Saga Wikingów uderza jak młot Thora [RECENZJA]
2015-05-02 17:46:55Nie wszyscy Wikingowie to bezduszni, tryskający testosteronem mordercy, pragnący jedynie złupić jak największe terytoria. Są też ci oddani grupie, lojalni i kierujący się czymś więcej niż chęcią zysku. Tacy są właśnie bohaterowie "Sagi Wikingów", choć początek ich przygody nie należy do łatwych.
Wygnani z rodzinnych ziem, wsiadają na statek, który rozbija się gdzieś na nieprzyjaznym terytorium Szkocji. Bohaterowie szybko zostają zaatakowani przez konwój, wiozący córkę króla. Wyznawcy Thora pokonują nieprzyjaciół, a dziewczyna zostaje ich wartościową zakładniczką. Ta sytuacja, zamiast zapewnić im sowity okup, przysporzy wszystkim poważnych tarapatów. Za ludźmi północy rusza bezwzględna grupa pościgowa…
Już pierwsze kilkanaście minut filmu jasno pokazuje nam, że historia nie będzie należała do odkrywczych.
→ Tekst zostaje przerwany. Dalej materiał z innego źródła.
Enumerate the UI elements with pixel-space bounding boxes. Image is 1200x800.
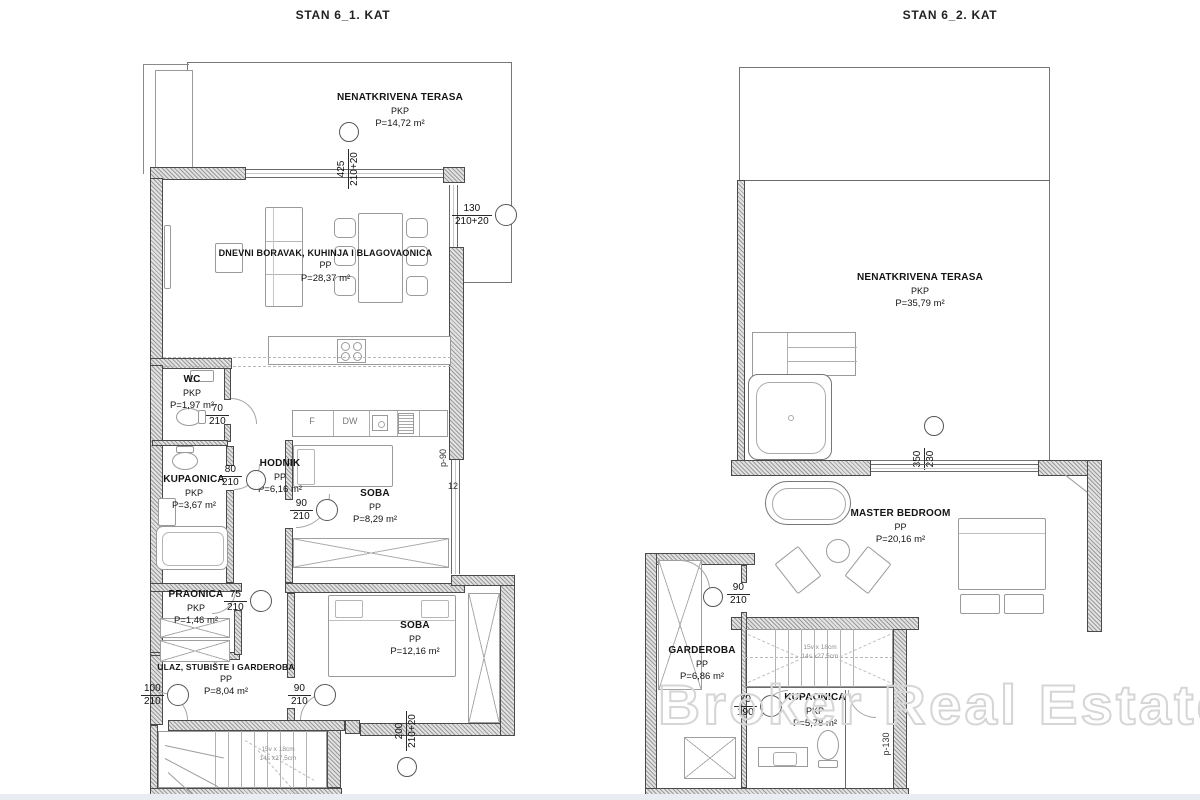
wall [168,720,345,731]
dim-circle [495,204,517,226]
wall [741,565,747,583]
stairs-note: 15v x 18cm14s x27,5cm [240,746,316,764]
dim-circle [246,470,266,490]
room-label-soba1: SOBA PP P=8,29 m² [330,488,420,526]
wall [327,730,341,788]
room-label-dnevni: DNEVNI BORAVAK, KUHINJA I BLAGOVAONICA P… [218,248,433,284]
dim-wc-door: 70210 [206,403,229,427]
nightstand [960,594,1000,614]
wall [451,575,515,586]
toilet-tank [198,410,206,424]
toilet-tank [176,446,194,453]
hot-tub [748,374,832,460]
dim-terrace-vertical: 425210+20 [335,137,361,201]
dim-gard-door: 90210 [727,582,750,606]
chair [334,218,356,238]
wardrobe [468,593,500,723]
washing-machine [398,413,414,434]
wardrobe [293,538,449,568]
wall [731,460,871,476]
nightstand [1004,594,1044,614]
dim-window-right: 130210+20 [452,203,517,227]
dim-praonica-door: 75210 [224,589,272,613]
floorplan-canvas: STAN 6_1. KAT [0,0,1200,800]
dim-twelve: 12 [448,481,458,491]
plan1-shaft [155,70,193,172]
toilet-tank [818,760,838,768]
plan1-title: STAN 6_1. KAT [223,8,463,22]
dishwasher-label: DW [332,416,368,426]
stove [337,339,366,363]
sliding-door [871,464,1038,472]
wall [285,528,293,583]
fridge-label: F [292,416,332,426]
wall [737,180,745,461]
wall [150,167,246,180]
dim-soba1-door: 90210 [290,498,338,522]
bottom-strip [0,794,1200,800]
wall [150,725,158,796]
stairs-note: 15v x 18cm14s x27,5cm [780,644,860,662]
wall [226,446,234,466]
dim-circle [250,590,272,612]
terrace-top-line [739,180,1050,181]
dim-ulaz-door: 90210 [288,683,336,707]
chair [406,218,428,238]
wall [285,583,465,593]
dim-circle [703,587,723,607]
dim-circle [397,757,417,777]
dim-circle [167,684,189,706]
window-parapet [451,460,460,574]
room-label-master: MASTER BEDROOM PP P=20,16 m² [808,508,993,546]
wall [150,178,163,365]
room-label-terasa2: NENATKRIVENA TERASA PKP P=35,79 m² [810,272,1030,310]
room-label-terasa: NENATKRIVENA TERASA PKP P=14,72 m² [290,92,510,130]
dim-circle [316,499,338,521]
dim-circle [314,684,336,706]
wall [449,247,464,460]
kitchen-sink [372,415,388,431]
upper-cabinet-dash [163,357,451,358]
dim-kup-door: 80210 [219,464,242,488]
room-label-soba2: SOBA PP P=12,16 m² [372,620,458,658]
upper-cabinet-dash [163,366,451,367]
wall [500,575,515,736]
bathtub [156,526,228,570]
door-arc [231,398,257,424]
wall [443,167,465,183]
dim-parapet: p-90 [437,441,449,475]
wardrobe [684,737,736,779]
tv-shelf [164,225,171,289]
bath-vanity [758,747,808,767]
dim-entry-door: 100210 [141,683,189,707]
wall [224,368,231,400]
wall [360,723,515,736]
toilet [172,452,198,470]
washer-cabinet [160,640,230,662]
wall [345,720,360,734]
dim-soba2-vertical: 200210+20 [393,699,419,763]
terrace-shelf [752,332,856,376]
plan2-title: STAN 6_2. KAT [830,8,1070,22]
wall [1087,460,1102,632]
watermark: Broker Real Estate [658,672,1200,737]
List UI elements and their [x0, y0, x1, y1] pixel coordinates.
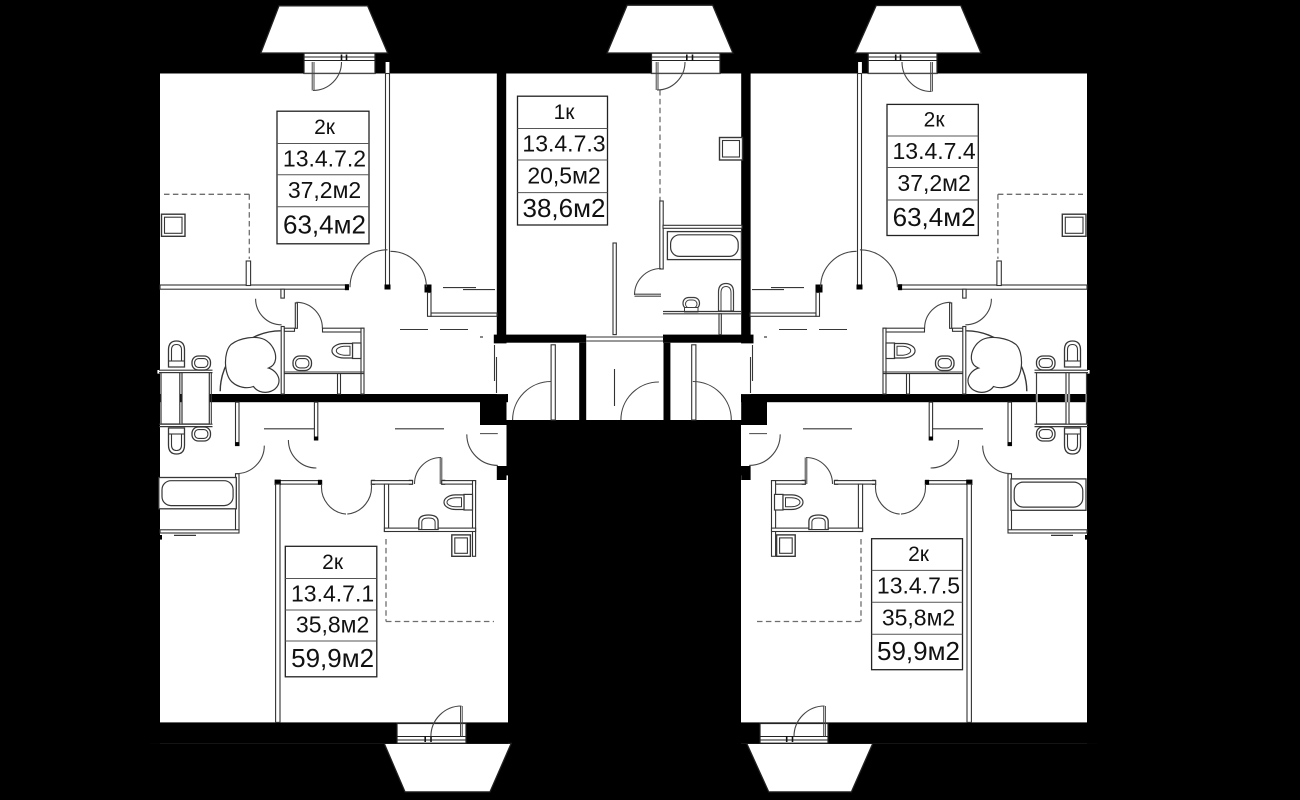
svg-text:13.4.7.5: 13.4.7.5	[877, 572, 960, 598]
svg-text:59,9м2: 59,9м2	[877, 636, 960, 666]
svg-text:13.4.7.2: 13.4.7.2	[283, 145, 366, 171]
svg-text:1к: 1к	[554, 101, 576, 124]
svg-text:2к: 2к	[314, 116, 336, 139]
svg-text:20,5м2: 20,5м2	[527, 162, 600, 188]
svg-text:2к: 2к	[924, 109, 946, 132]
svg-text:38,6м2: 38,6м2	[523, 193, 606, 223]
svg-text:37,2м2: 37,2м2	[897, 170, 970, 196]
svg-text:63,4м2: 63,4м2	[283, 209, 366, 239]
svg-text:59,9м2: 59,9м2	[291, 643, 374, 673]
svg-text:35,8м2: 35,8м2	[882, 604, 955, 630]
svg-text:37,2м2: 37,2м2	[288, 177, 361, 203]
svg-text:13.4.7.3: 13.4.7.3	[522, 130, 605, 156]
svg-text:13.4.7.1: 13.4.7.1	[291, 580, 374, 606]
svg-text:63,4м2: 63,4м2	[893, 202, 976, 232]
svg-text:2к: 2к	[908, 543, 930, 566]
svg-text:2к: 2к	[322, 551, 344, 574]
svg-text:35,8м2: 35,8м2	[296, 612, 369, 638]
svg-text:13.4.7.4: 13.4.7.4	[893, 138, 976, 164]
Szybko odnajdziemy w niej całą gamę oklepanych motywów kina, które określiłbym mianem "pościgowego". Większość widzów, pamiętających film "Władca pierścieni: Drużyna pierścienia" i gromadę orków, ścigających mniej licznych bohaterów, wie o czym mówię. W "Sadze Wikingów" obserwujemy w zasadzie to samo, lecz oczywiście na zdecydowanie mniejszą skalę, jeśli chodzi o rozmach i różnorodność przygód.
Akcja rozgrywa się tu w otoczeniu pięknych krajobrazów, a pościg toczący się wśród lasów gór i dolin robi wrażenie. Dzięki temu przewidywalność owej akcji nie doskwiera tak bardzo, jak można się tego spodziewać. Mamy tu znany motyw zakładnika, który z biegiem czasu zaczyna zbliżać się do porywaczy. Mamy skrajnie jednowymiarowych bohaterów, ze szlachetnym głównym bohaterem i na wskroś złym antagonistą. Mamy konflikt wewnętrzny w grupie i teorie na temat wyższości jednej wiary nad drugą.
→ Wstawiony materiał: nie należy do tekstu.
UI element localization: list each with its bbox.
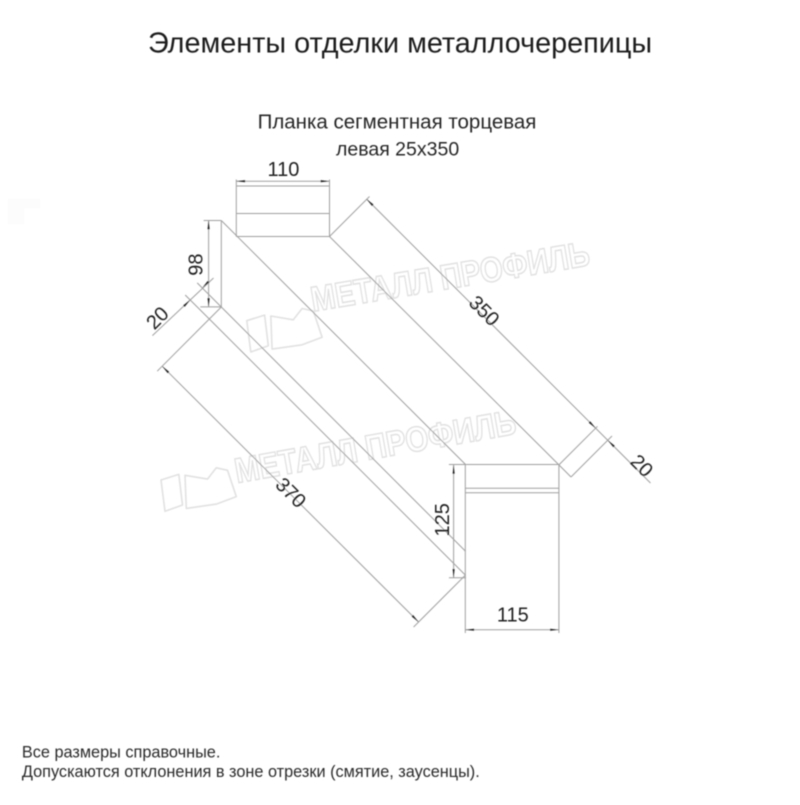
svg-text:Планка сегментная торцевая: Планка сегментная торцевая bbox=[258, 111, 537, 134]
svg-text:Все размеры справочные.: Все размеры справочные. bbox=[22, 744, 220, 762]
svg-text:125: 125 bbox=[432, 503, 454, 536]
svg-text:98: 98 bbox=[186, 253, 208, 275]
svg-text:115: 115 bbox=[497, 605, 529, 627]
svg-text:левая 25х350: левая 25х350 bbox=[336, 139, 459, 161]
svg-text:Допускаются отклонения в зоне: Допускаются отклонения в зоне отрезки (с… bbox=[22, 763, 480, 781]
svg-text:Элементы отделки металлочерепи: Элементы отделки металлочерепицы bbox=[148, 28, 652, 60]
svg-text:110: 110 bbox=[267, 159, 299, 181]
Wszelkie te oczywistości przełamuje nieco postać uprowadzonej córki króla, która zdaje się posiadać niecodzienne umiejętności jasnowidzenia. Motyw ten mógłby być bardziej rozwinięty, lecz i tak wnosi sporo ciekawej metafizyki w realistyczną konwencję opowieści. A jeśli już mowa o poszczególnych postaciach, to w "Sadze Wikingw" nie uświadczymy znanych twarzy. Fanom seriali historycznych da się poznać jedynie Tom Hopper, znany ze świetnych "Piratów".
Twórcy filmu zaserwowali nam kawał porządnej opowieści, która mimo iż pełna klisz, stanowi niezłą rozrywkę. Co prawda nie angażuje zbytnio szarych komórek, ale w tego typu kinie to bardziej zaleta niż wada. "Saga Wikingów" nie udaje czegoś więcej niż jest. Nie wyważa otwartych już drzwi do Valhalli. I dobrze.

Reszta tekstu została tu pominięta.